Linear domain walls: a metastable self-consistent solution, in which the system develops two disconnected domain walls with ground state currents flowing in opposite directions.


A recent study in PRL reports on how the many-body interactions in topological insulators can be of great advantage for quantum simulations of complex systems. In the last decades, topological insulators have attracted great interest and also have promising applications in topics such as metrology or quantum computation. These exotic materials go beyond the standard classification of phases of matter: they are insulating in their bulk, conducting on their edges, and characterized by a global topological invariant, in contrast to a local order parameter as in the conventional Ginzburg-Landau theory of phases of matter.

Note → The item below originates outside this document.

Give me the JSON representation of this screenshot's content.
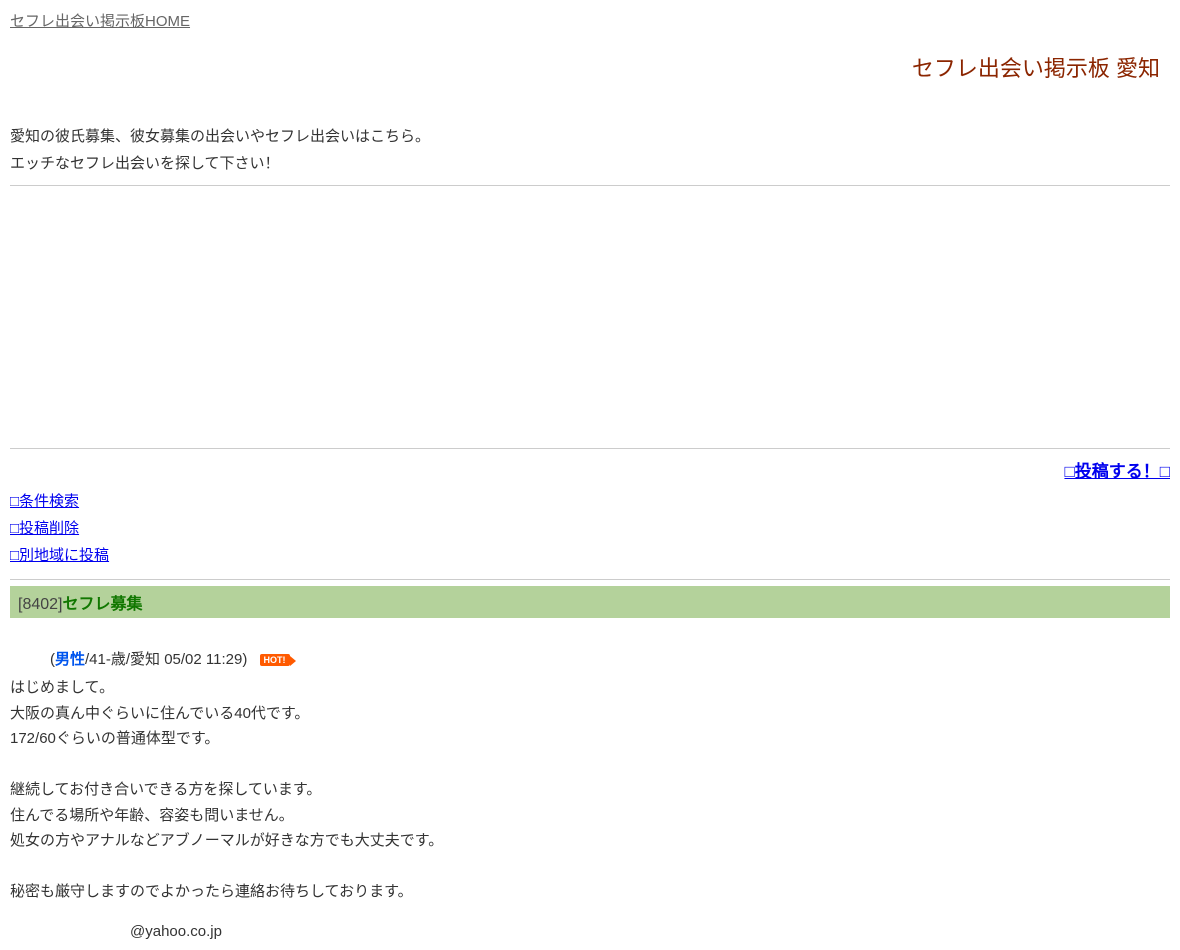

Such topological phases have been experimentally observed in condensed matter systems and more recently in quantum simulators. The latter are very versatile platforms that allow one to simulate a material with another quantum system in a very controllable environment. In the case of topological insulators, this degree of control is particularly promising to unveil the mechanisms leading to these phases.

The quantum simulation of these exotic materials typically relies on the generation of artificial gauge fields. However, recent studies have shown that topological phases can also emerge from particle interactions. The latter mechanism leads to the concept of interaction-induced topological phases, in which topology is acquired through a spontaneous symmetry breaking process. The interplay of the spontaneous symmetry breaking with the global topological properties can lead to very interesting effects.

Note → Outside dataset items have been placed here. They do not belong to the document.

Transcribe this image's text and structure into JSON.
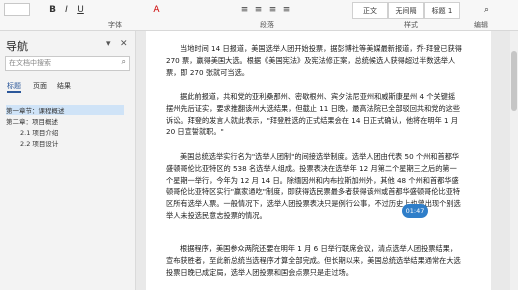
{
  "ribbon": {
    "groups": {
      "font": "字体",
      "paragraph": "段落",
      "styles": "样式",
      "editing": "编辑"
    },
    "font_buttons": [
      "B",
      "I",
      "U",
      "A"
    ],
    "styles": [
      {
        "label": "正文"
      },
      {
        "label": "无间隔"
      },
      {
        "label": "标题 1"
      }
    ],
    "editing_label": "编辑"
  },
  "nav": {
    "title": "导航",
    "search_placeholder": "在文档中搜索",
    "tabs": [
      {
        "label": "标题"
      },
      {
        "label": "页面"
      },
      {
        "label": "结果"
      }
    ],
    "items": [
      {
        "label": "第一章节：课程概述",
        "level": 1,
        "selected": true
      },
      {
        "label": "第二章：项目概述",
        "level": 1,
        "selected": false
      },
      {
        "label": "2.1 项目介绍",
        "level": 2,
        "selected": false
      },
      {
        "label": "2.2 项目设计",
        "level": 2,
        "selected": false
      }
    ]
  },
  "document": {
    "paragraphs": [
      {
        "text": "当地时间 14 日报道，美国选举人团开始投票，据彭博社等美媒最新报道，乔·拜登已获得 270 票，赢得美国大选。根据《美国宪法》及宪法修正案，总统候选人获得超过半数选举人票，即 270 张就可当选。"
      },
      {
        "text": "据此前报道，共和党的亚利桑那州、密歇根州、宾夕法尼亚州和威斯康星州 4 个关键摇摆州先后证实，要求推翻该州大选结果，但截止 11 日晚，最高法院已全部驳回共和党的这些诉讼。拜登的发言人就此表示，\"拜登胜选的正式结果会在 14 日正式确认，他将在明年 1 月 20 日宣誓就职。\""
      },
      {
        "text": "美国总统选举实行名为\"选举人团制\"的间接选举制度。选举人团由代表 50 个州和首都华盛顿哥伦比亚特区的 538 名选举人组成。投票表决在选举年 12 月第二个星期三之后的第一个星期一举行，今年为 12 月 14 日。除缅因州和内布拉斯加州外，其他 48 个州和首都华盛顿哥伦比亚特区实行\"赢家通吃\"制度，即获得选民票最多者获得该州或首都华盛顿哥伦比亚特区所有选举人票。一般情况下，选举人团投票表决只是例行公事，不过历史上也曾出现个别选举人未投选民意志投票的情况。"
      },
      {
        "text": "根据程序，美国参众两院还要在明年 1 月 6 日举行联席会议，清点选举人团投票结果，宣布获胜者，至此新总统当选程序才算全部完成。但长期以来，美国总统选举结果通常在大选投票日晚已成定局，选举人团投票和国会点票只是走过场。"
      }
    ],
    "time_badge": "01:47"
  }
}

In a recent article published in Physical Review Letters and highlighted as an Editor’s suggestion, ICFO researchers Sergi Julià-Farré led by Prof. Maciej Lewenstein and Alexandre Dauphin, in collaboration with Prof. Markus Müller from RWTH Aachen University and Forschungszentrum Jülich, report how such interplay can lead to new strongly-correlated topological effects in a 2D material.

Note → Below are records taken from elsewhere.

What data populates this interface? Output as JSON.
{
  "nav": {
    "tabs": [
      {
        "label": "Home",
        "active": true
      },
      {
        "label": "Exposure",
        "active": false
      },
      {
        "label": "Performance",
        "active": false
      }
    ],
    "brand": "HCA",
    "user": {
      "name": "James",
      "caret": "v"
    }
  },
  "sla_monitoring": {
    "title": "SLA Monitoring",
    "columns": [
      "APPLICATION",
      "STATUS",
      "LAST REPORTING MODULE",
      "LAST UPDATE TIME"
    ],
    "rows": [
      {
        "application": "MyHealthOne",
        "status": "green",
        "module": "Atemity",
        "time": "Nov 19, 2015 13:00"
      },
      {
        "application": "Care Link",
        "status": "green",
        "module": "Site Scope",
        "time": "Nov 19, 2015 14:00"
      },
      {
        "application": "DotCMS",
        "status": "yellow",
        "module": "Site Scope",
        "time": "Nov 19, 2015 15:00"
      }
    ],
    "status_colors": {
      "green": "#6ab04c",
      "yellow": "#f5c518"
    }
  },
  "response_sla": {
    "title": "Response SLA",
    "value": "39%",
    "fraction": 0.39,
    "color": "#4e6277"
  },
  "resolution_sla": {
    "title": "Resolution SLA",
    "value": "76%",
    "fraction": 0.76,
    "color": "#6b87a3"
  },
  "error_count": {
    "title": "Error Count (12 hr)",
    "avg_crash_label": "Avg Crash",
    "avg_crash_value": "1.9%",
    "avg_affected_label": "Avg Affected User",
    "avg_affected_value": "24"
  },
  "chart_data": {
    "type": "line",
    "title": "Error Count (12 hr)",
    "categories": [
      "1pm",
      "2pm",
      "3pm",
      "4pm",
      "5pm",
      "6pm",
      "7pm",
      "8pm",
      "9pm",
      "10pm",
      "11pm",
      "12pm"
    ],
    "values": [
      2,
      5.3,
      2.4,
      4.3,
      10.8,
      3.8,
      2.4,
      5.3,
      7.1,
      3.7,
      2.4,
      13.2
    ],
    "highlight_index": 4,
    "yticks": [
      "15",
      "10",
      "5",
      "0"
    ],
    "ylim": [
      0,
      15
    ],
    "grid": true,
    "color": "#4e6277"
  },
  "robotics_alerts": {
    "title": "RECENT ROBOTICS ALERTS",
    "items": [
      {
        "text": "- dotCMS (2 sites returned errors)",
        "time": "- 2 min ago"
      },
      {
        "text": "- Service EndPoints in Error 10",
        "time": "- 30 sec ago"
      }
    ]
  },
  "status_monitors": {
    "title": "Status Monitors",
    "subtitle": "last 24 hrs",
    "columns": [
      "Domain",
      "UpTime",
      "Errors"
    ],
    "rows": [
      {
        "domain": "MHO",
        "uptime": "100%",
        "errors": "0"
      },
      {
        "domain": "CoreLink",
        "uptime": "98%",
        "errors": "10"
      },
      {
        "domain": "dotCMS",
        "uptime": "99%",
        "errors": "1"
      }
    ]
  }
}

The team of researchers has shown how interactions can localize particles in the insulating bulk, leading to self-trapped polarons. Moreover, they have also shown how the interacting nature of the topological insulator gives rise to domains in the bulk. Interestingly, the nontrivial topology associated to each domain leads to the appearance of protected conducting states in the bulk, localized at the domain boundaries. They also discussed the possibility of quantum simulating such phases with cold laser-excited Rydberg atoms in an optical lattice.